This morning, SXSW announced that President Barack Obama and First Lady Michelle Obama will be appearing as keynote speakers at the Austin festival later this month.
Ostensibly, the president is speaking at SXSW Interactive (the tech-focused portion of the event) because it’s an opportunity to win the hearts and minds of tech and media industry insiders. This is likely true! But it’s not the main reason the president is making an appearance.
No, the main reason is about money, and who will be giving money to the Democratic Party in the future.
For starters, look at who has been giving money to Democratic candidates over the course of the presidential nomination fight. Though tech company-affiliated political action committees have given more money to Republicans by a 60-40 split, Silicon Valley employees have practically been falling over themselves to donate cash to Democratic presidential contenders Bernie Sanders and Hillary Clinton. In the last three months of 2015, Sanders brought in $105,000 from tech employees, though Clinton raised way more cash there than Sanders over the course of the year.
Silicon Valley executives and kingmakers, however, have much more diverse tastes, politically speaking. Oracle founder Larry Ellison has long been in the tank for Marco Rubio, the Florida senator who was the top Republican fundraiser in Silicon Valley but who will probably soon drop out after a dismal Super Tuesday showing. Other members of the Silicon Valley elite skew Republican as well, which makes sense because rich people largely vote for Republicans.

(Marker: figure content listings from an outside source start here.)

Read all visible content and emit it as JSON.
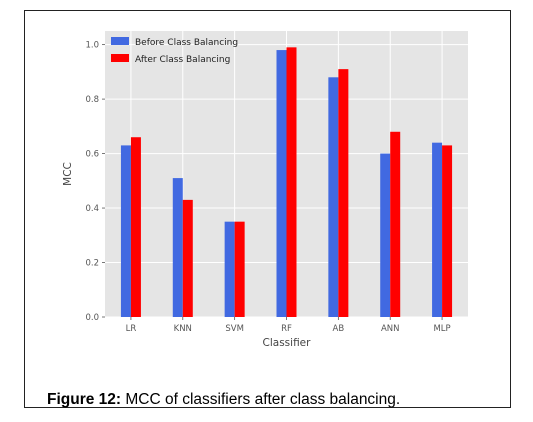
{
  "caption": {
    "label": "Figure 12:",
    "text": " MCC of classifiers after class balancing."
  },
  "chart_data": {
    "type": "bar",
    "categories": [
      "LR",
      "KNN",
      "SVM",
      "RF",
      "AB",
      "ANN",
      "MLP"
    ],
    "series": [
      {
        "name": "Before Class Balancing",
        "color": "#4169e1",
        "values": [
          0.63,
          0.51,
          0.35,
          0.98,
          0.88,
          0.6,
          0.64
        ]
      },
      {
        "name": "After Class Balancing",
        "color": "#ff0000",
        "values": [
          0.66,
          0.43,
          0.35,
          0.99,
          0.91,
          0.68,
          0.63
        ]
      }
    ],
    "xlabel": "Classifier",
    "ylabel": "MCC",
    "ylim": [
      0,
      1.05
    ],
    "yticks": [
      "0.0",
      "0.2",
      "0.4",
      "0.6",
      "0.8",
      "1.0"
    ],
    "grid": true,
    "background": "#e5e5e5",
    "legend_position": "top-left"
  }
}
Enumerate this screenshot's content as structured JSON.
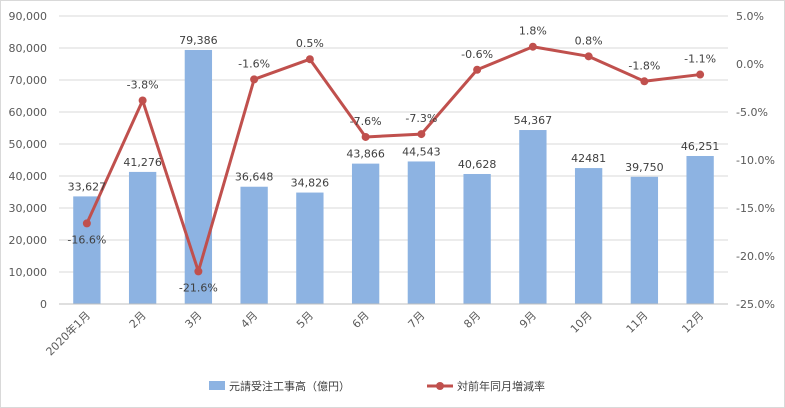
{
  "chart_data": {
    "type": "bar+line",
    "title": "",
    "categories": [
      "2020年1月",
      "2月",
      "3月",
      "4月",
      "5月",
      "6月",
      "7月",
      "8月",
      "9月",
      "10月",
      "11月",
      "12月"
    ],
    "series": [
      {
        "name": "元請受注工事高（億円）",
        "type": "bar",
        "axis": "left",
        "color": "#8db3e2",
        "values": [
          33627,
          41276,
          79386,
          36648,
          34826,
          43866,
          44543,
          40628,
          54367,
          42481,
          39750,
          46251
        ],
        "labels": [
          "33,627",
          "41,276",
          "79,386",
          "36,648",
          "34,826",
          "43,866",
          "44,543",
          "40,628",
          "54,367",
          "42481",
          "39,750",
          "46,251"
        ]
      },
      {
        "name": "対前年同月増減率",
        "type": "line",
        "axis": "right",
        "color": "#c0504d",
        "values": [
          -16.6,
          -3.8,
          -21.6,
          -1.6,
          0.5,
          -7.6,
          -7.3,
          -0.6,
          1.8,
          0.8,
          -1.8,
          -1.1
        ],
        "labels": [
          "-16.6%",
          "-3.8%",
          "-21.6%",
          "-1.6%",
          "0.5%",
          "-7.6%",
          "-7.3%",
          "-0.6%",
          "1.8%",
          "0.8%",
          "-1.8%",
          "-1.1%"
        ]
      }
    ],
    "y_left": {
      "min": 0,
      "max": 90000,
      "step": 10000,
      "tick_labels": [
        "0",
        "10,000",
        "20,000",
        "30,000",
        "40,000",
        "50,000",
        "60,000",
        "70,000",
        "80,000",
        "90,000"
      ]
    },
    "y_right": {
      "min": -25,
      "max": 5,
      "step": 5,
      "tick_labels": [
        "-25.0%",
        "-20.0%",
        "-15.0%",
        "-10.0%",
        "-5.0%",
        "0.0%",
        "5.0%"
      ]
    },
    "grid": true,
    "legend_position": "bottom"
  }
}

Still, many of these corporate leaders and well-moneyed tech types aren’t representative of the political orientation of the industry’s rank and file.
In a 2012 election post mortem, Nate Silver crunched the fundraising numbers and found that among Google employees, President Obama “collected almost 97 percent of the money” donated to both Obama and Republican challenger Mitt Romney. At Apple that number was 91 percent, and at eBay it was 89 percent. Crowdpac data from 2014 further backs up Silver’s argument, which is essentially that the Silicon Valley professional class leans very heavily Democratic.
And a good number of those Democratic-tilting up-and-coming professional tech types will be at SXSW, where President Obama will likely begin to unfurl his post-presidency plans. He will probably explicitly argue for why attendees should back the Democratic nominee for the presidency, and he will implicitly make the case for why they should open their wallets to the nominee (and the party) as well.
The President will be interviewed onstage by Texas Tribune CEO and Editor in Chief Evan Smith on March 11, and First Lady Michelle Obama will deliver the opening keynote speech for SXSW Music on March 16. Details on how you can stream the talks have not yet been released.